スローラーニングのススメ

私は20歳の時から5年間英語を勉強し続けていて、TOEICのスコアを490点→860点に上げました。

1年や2年で200点上げたという話はよく聞きますが、5年で370点上げたという話は聞いたことがありません。何故でしょうか?

色々理由はあると思います。1つは、5年間全くTOEICを受験しなかった私が珍しいということ。この5年間、毎年受けてたら、単純に70点ぐらいずつ上がってたかもしれません。でも5年間全く受験しなかったので、TOEICスコアの観点では5年というスパンでしか成果を見ることができないのです。

もう1つの理由は、他の人は5年もかけてだらだらと勉強しないということ。1年や2年で目標を決めて集中的に勉強する人が多いかと思います。

私は490点を取った時にTOEICには懲りたので、しばらくTOEIC受験は我慢することに決めました。受けると点数に一喜一憂しますからね。昔記事に書きましたが、趣味=英語というスタンスを貫きました。

心がけたことを一言で表すと、

入ってくる情報を全て英語にする
という方針。例えばニュース。私は日本語のニュースを一切見ません。ニュースと言えばポッドキャストでABCニュースを聞きます。あまり聞き取れてませんが、それでも聞きます。

読書にしても、どうせなら英語の本を読むことにしました。Kindleの購入がこれをする気にさせてくれましたね。この方針を始めてから、日本語の書籍を読んだ数はガクッと減りました。
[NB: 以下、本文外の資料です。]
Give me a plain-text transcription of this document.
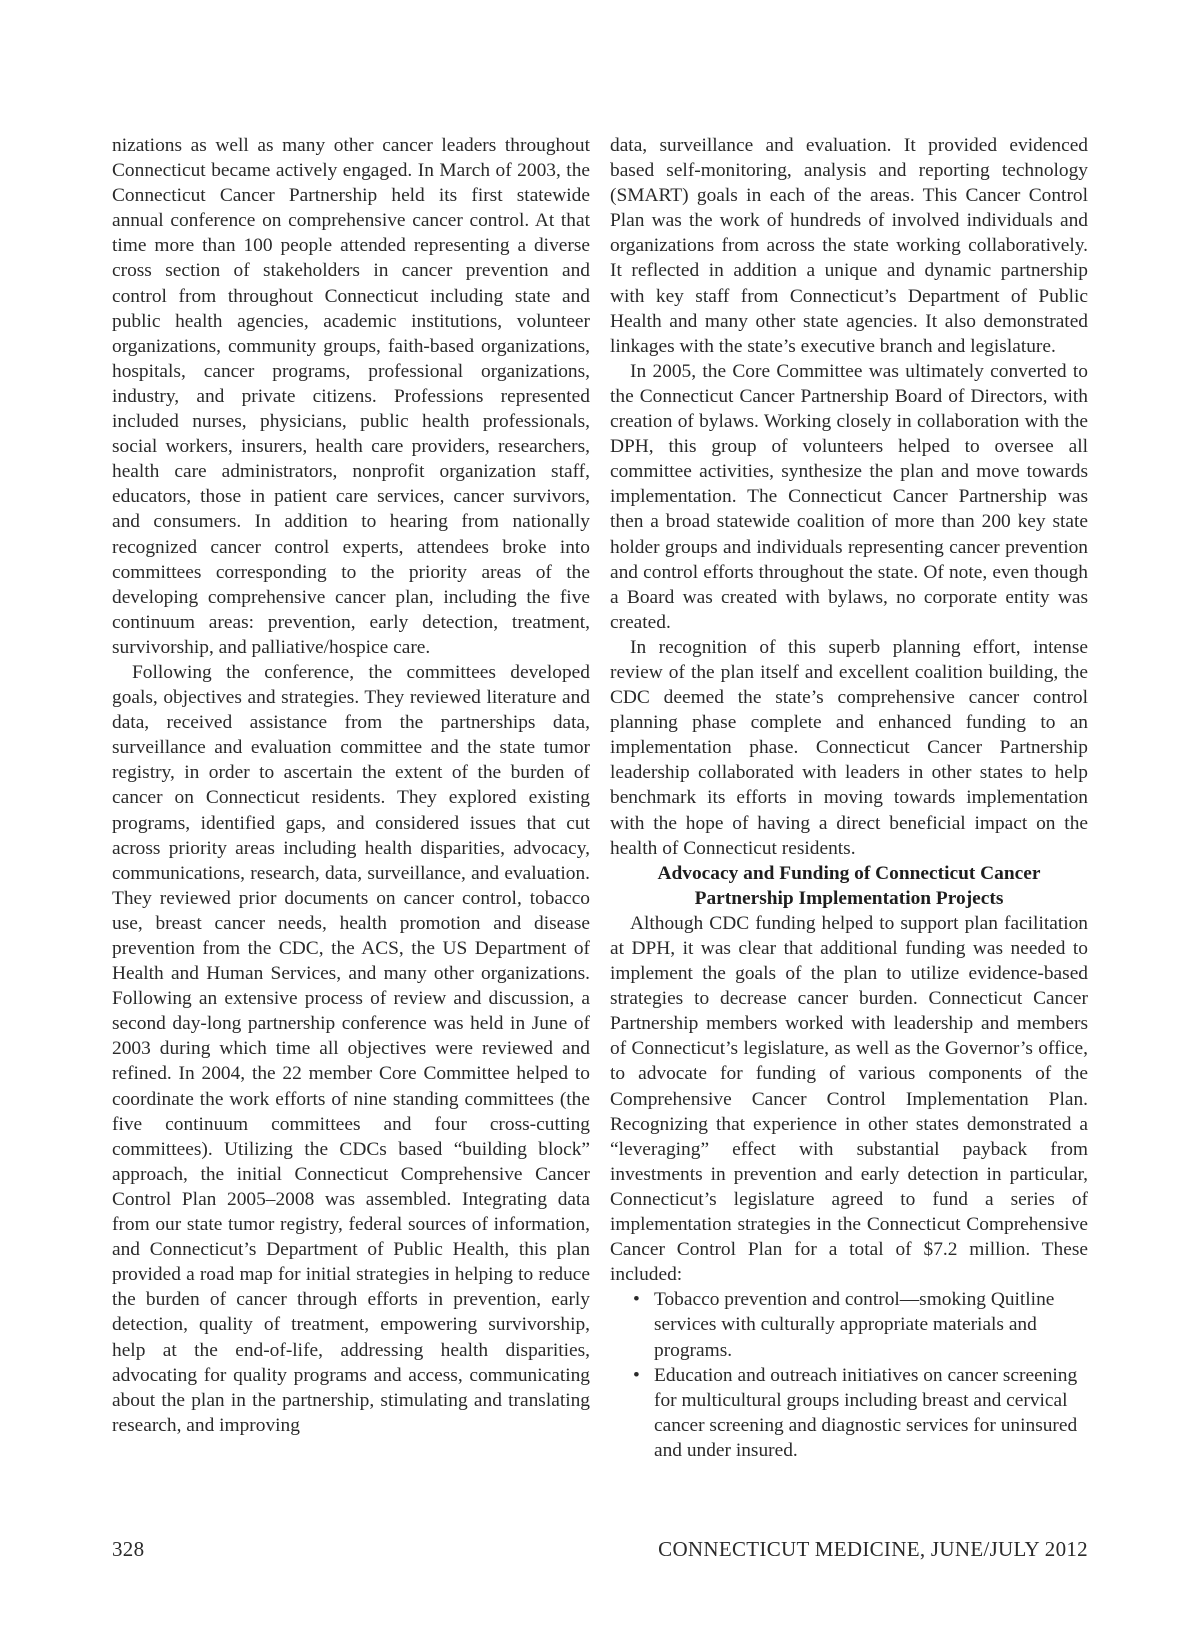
nizations as well as many other cancer leaders throughout Connecticut became actively engaged. In March of 2003, the Connecticut Cancer Partnership held its first statewide annual conference on comprehensive cancer control. At that time more than 100 people attended representing a diverse cross section of stakeholders in cancer prevention and control from throughout Connecticut including state and public health agencies, academic institutions, volunteer organizations, community groups, faith-based organizations, hospitals, cancer programs, professional organizations, industry, and private citizens. Professions represented included nurses, physicians, public health professionals, social workers, insurers, health care providers, researchers, health care administrators, nonprofit organization staff, educators, those in patient care services, cancer survivors, and consumers. In addition to hearing from nationally recognized cancer control experts, attendees broke into committees corresponding to the priority areas of the developing comprehensive cancer plan, including the five continuum areas: prevention, early detection, treatment, survivorship, and palliative/hospice care.

Following the conference, the committees developed goals, objectives and strategies. They reviewed literature and data, received assistance from the partnerships data, surveillance and evaluation committee and the state tumor registry, in order to ascertain the extent of the burden of cancer on Connecticut residents. They explored existing programs, identified gaps, and considered issues that cut across priority areas including health disparities, advocacy, communications, research, data, surveillance, and evaluation. They reviewed prior documents on cancer control, tobacco use, breast cancer needs, health promotion and disease prevention from the CDC, the ACS, the US Department of Health and Human Services, and many other organizations. Following an extensive process of review and discussion, a second day-long partnership conference was held in June of 2003 during which time all objectives were reviewed and refined. In 2004, the 22 member Core Committee helped to coordinate the work efforts of nine standing committees (the five continuum committees and four cross-cutting committees). Utilizing the CDCs based “building block” approach, the initial Connecticut Comprehensive Cancer Control Plan 2005–2008 was assembled. Integrating data from our state tumor registry, federal sources of information, and Connecticut’s Department of Public Health, this plan provided a road map for initial strategies in helping to reduce the burden of cancer through efforts in prevention, early detection, quality of treatment, empowering survivorship, help at the end-of-life, addressing health disparities, advocating for quality programs and access, communicating about the plan in the partnership, stimulating and translating research, and improving

data, surveillance and evaluation. It provided evidenced based self-monitoring, analysis and reporting technology (SMART) goals in each of the areas. This Cancer Control Plan was the work of hundreds of involved individuals and organizations from across the state working collaboratively. It reflected in addition a unique and dynamic partnership with key staff from Connecticut’s Department of Public Health and many other state agencies. It also demonstrated linkages with the state’s executive branch and legislature.

In 2005, the Core Committee was ultimately converted to the Connecticut Cancer Partnership Board of Directors, with creation of bylaws. Working closely in collaboration with the DPH, this group of volunteers helped to oversee all committee activities, synthesize the plan and move towards implementation. The Connecticut Cancer Partnership was then a broad statewide coalition of more than 200 key state holder groups and individuals representing cancer prevention and control efforts throughout the state. Of note, even though a Board was created with bylaws, no corporate entity was created.

In recognition of this superb planning effort, intense review of the plan itself and excellent coalition building, the CDC deemed the state’s comprehensive cancer control planning phase complete and enhanced funding to an implementation phase. Connecticut Cancer Partnership leadership collaborated with leaders in other states to help benchmark its efforts in moving towards implementation with the hope of having a direct beneficial impact on the health of Connecticut residents.

Advocacy and Funding of Connecticut Cancer
Partnership Implementation Projects

Although CDC funding helped to support plan facilitation at DPH, it was clear that additional funding was needed to implement the goals of the plan to utilize evidence-based strategies to decrease cancer burden. Connecticut Cancer Partnership members worked with leadership and members of Connecticut’s legislature, as well as the Governor’s office, to advocate for funding of various components of the Comprehensive Cancer Control Implementation Plan. Recognizing that experience in other states demonstrated a “leveraging” effect with substantial payback from investments in prevention and early detection in particular, Connecticut’s legislature agreed to fund a series of implementation strategies in the Connecticut Comprehensive Cancer Control Plan for a total of $7.2 million. These included:

• Tobacco prevention and control—smoking Quitline services with culturally appropriate materials and programs.
• Education and outreach initiatives on cancer screening for multicultural groups including breast and cervical cancer screening and diagnostic services for uninsured and under insured.
328	CONNECTICUT MEDICINE, JUNE/JULY 2012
他、マイナーなことでは、ゲームを英語版にしたことです。ドラクエやFFは文字をいっぱい読むので勉強向きのゲームです。

このタイプの勉強は、効果が薄いです。出てくる英語のレベルが高すぎて、聞き流し、読み流しになってしまうからです。英語に慣れる効果はあるけど、語彙や表現を身につけることができるかと言うとそうでは無いと思います。そういうのは詰め込み式学習をしないと身に付きません。

でも、5年も続く勉強は、こういうゆるい勉強じゃないとムリです。ストイックな詰め込み学習は1年や2年で飽きます。
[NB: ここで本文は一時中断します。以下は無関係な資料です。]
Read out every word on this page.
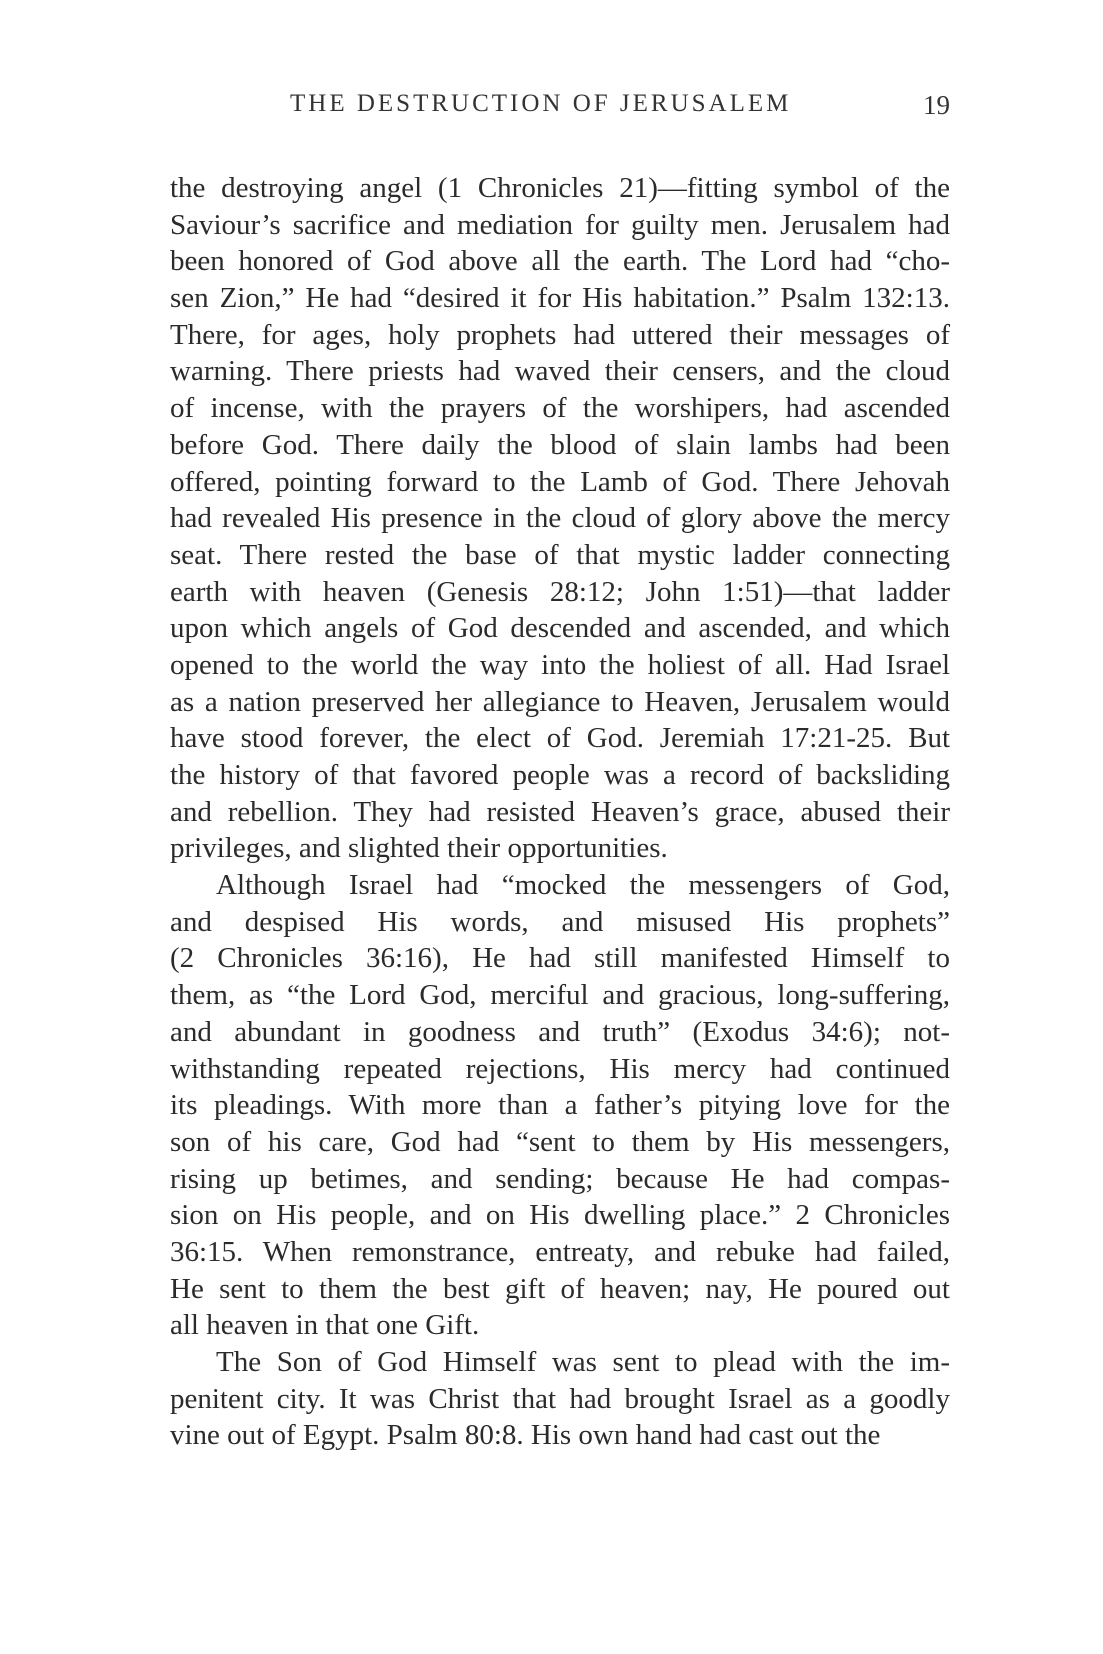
THE DESTRUCTION OF JERUSALEM	19
the destroying angel (1 Chronicles 21)—fitting symbol of the
Saviour’s sacrifice and mediation for guilty men. Jerusalem had
been honored of God above all the earth. The Lord had “cho-
sen Zion,” He had “desired it for His habitation.” Psalm 132:13.
There, for ages, holy prophets had uttered their messages of
warning. There priests had waved their censers, and the cloud
of incense, with the prayers of the worshipers, had ascended
before God. There daily the blood of slain lambs had been
offered, pointing forward to the Lamb of God. There Jehovah
had revealed His presence in the cloud of glory above the mercy
seat. There rested the base of that mystic ladder connecting
earth with heaven (Genesis 28:12; John 1:51)—that ladder
upon which angels of God descended and ascended, and which
opened to the world the way into the holiest of all. Had Israel
as a nation preserved her allegiance to Heaven, Jerusalem would
have stood forever, the elect of God. Jeremiah 17:21-25. But
the history of that favored people was a record of backsliding
and rebellion. They had resisted Heaven’s grace, abused their
privileges, and slighted their opportunities.
Although Israel had “mocked the messengers of God,
and despised His words, and misused His prophets”
(2 Chronicles 36:16), He had still manifested Himself to
them, as “the Lord God, merciful and gracious, long-suffering,
and abundant in goodness and truth” (Exodus 34:6); not-
withstanding repeated rejections, His mercy had continued
its pleadings. With more than a father’s pitying love for the
son of his care, God had “sent to them by His messengers,
rising up betimes, and sending; because He had compas-
sion on His people, and on His dwelling place.” 2 Chronicles
36:15. When remonstrance, entreaty, and rebuke had failed,
He sent to them the best gift of heaven; nay, He poured out
all heaven in that one Gift.
The Son of God Himself was sent to plead with the im-
penitent city. It was Christ that had brought Israel as a goodly
vine out of Egypt. Psalm 80:8. His own hand had cast out the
みなさんは5年もかかる勉強というのは、遅すぎると思うかもしれません。

でも実際はそんなことは無いと思っています。

5年もかけて勉強した私のスタイルは、のんびりし過ぎかもしれません。世の中には、出世のためにTOEICで730点以上取らないといけない、など即物的な理由で英語を勉強する人も多いと思います。彼らは5年もかかる勉強法なんてやってられないでしょう。
私はたまたま20歳から根気良く英語を勉強しているので25歳でTOEIC860点まで到達しましたが、25歳から始めたとしたら、5年かかって英語力が上がる頃には30歳になっています。

30歳は遅いでしょうか?

では25歳なら早いでしょうか?

私としては、25歳も30歳もたいして変わらないと思います。人生スパンで見れば。

25歳も30歳も、社会全体から見たら若いので英語を勉強するには充分早い年齢だと思います。
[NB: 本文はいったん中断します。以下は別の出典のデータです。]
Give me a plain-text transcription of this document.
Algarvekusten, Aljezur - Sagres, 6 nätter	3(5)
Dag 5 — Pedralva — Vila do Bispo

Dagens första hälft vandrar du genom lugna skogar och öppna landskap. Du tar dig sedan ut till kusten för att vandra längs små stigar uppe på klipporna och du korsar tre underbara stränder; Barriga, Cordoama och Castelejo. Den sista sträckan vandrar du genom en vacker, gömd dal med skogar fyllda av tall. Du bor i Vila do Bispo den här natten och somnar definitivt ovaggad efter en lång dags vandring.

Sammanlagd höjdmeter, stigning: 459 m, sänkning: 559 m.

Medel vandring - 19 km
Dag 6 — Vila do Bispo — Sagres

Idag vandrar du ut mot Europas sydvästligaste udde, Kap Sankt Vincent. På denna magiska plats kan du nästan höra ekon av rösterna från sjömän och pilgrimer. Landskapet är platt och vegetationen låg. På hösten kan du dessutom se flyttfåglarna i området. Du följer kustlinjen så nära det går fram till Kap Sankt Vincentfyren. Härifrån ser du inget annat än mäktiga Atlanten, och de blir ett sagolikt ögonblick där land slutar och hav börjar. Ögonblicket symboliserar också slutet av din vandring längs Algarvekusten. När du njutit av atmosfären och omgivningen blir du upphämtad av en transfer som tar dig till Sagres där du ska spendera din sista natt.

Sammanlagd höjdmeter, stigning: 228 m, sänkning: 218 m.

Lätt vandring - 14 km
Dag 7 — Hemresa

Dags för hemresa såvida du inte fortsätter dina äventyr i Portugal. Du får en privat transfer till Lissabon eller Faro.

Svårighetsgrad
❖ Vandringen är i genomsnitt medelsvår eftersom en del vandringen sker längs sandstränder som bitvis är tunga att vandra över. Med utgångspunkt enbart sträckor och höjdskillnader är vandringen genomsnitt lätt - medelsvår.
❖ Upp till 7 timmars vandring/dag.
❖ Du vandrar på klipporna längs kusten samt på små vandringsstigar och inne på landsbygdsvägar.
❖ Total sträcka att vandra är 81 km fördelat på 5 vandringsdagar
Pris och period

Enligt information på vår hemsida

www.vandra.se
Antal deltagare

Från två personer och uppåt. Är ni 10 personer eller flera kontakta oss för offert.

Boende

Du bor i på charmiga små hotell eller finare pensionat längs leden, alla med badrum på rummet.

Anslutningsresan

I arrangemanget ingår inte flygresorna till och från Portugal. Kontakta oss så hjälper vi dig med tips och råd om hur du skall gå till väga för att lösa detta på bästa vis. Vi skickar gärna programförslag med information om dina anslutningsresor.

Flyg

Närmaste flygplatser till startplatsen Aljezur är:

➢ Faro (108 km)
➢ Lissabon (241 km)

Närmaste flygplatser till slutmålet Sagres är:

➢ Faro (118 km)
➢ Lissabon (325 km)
逆に、例えば今50歳の人は、5年もかかる勉強法では成果が出るのが遅すぎでしょうか。5年後は55歳です。

私は遅いとは思いません。

50歳という年齢は、すでに英語を学び始めるには遅すぎます。だったら55歳もたいして変わりません。50歳と55歳の何が違うでしょうか?

よーするに、長い人生から見たら、どの期間であれ、5年なんていうのは誤差なのです。むしろ5年で英語力が上がるなら、充分効率が良いと思います。

長過ぎて5年も待てないのは、大学受験生ぐらいなものです。彼らは1年で成果を出さなきゃいけないので大変です。3年も受験勉強に費やす高校生活はイヤだと思いますし、高3から5年かけて勉強するというのは、つまり四浪を意味します。

巷ではスピードラーニングなんていう教材が流行っていますが、そんないかがわしいものに手を出すより、そもそも5年ぐらいかかる、っていう超長期的な視野を持つことの方が大事です。普通の人が心がけるべきはスローラーニングですよ。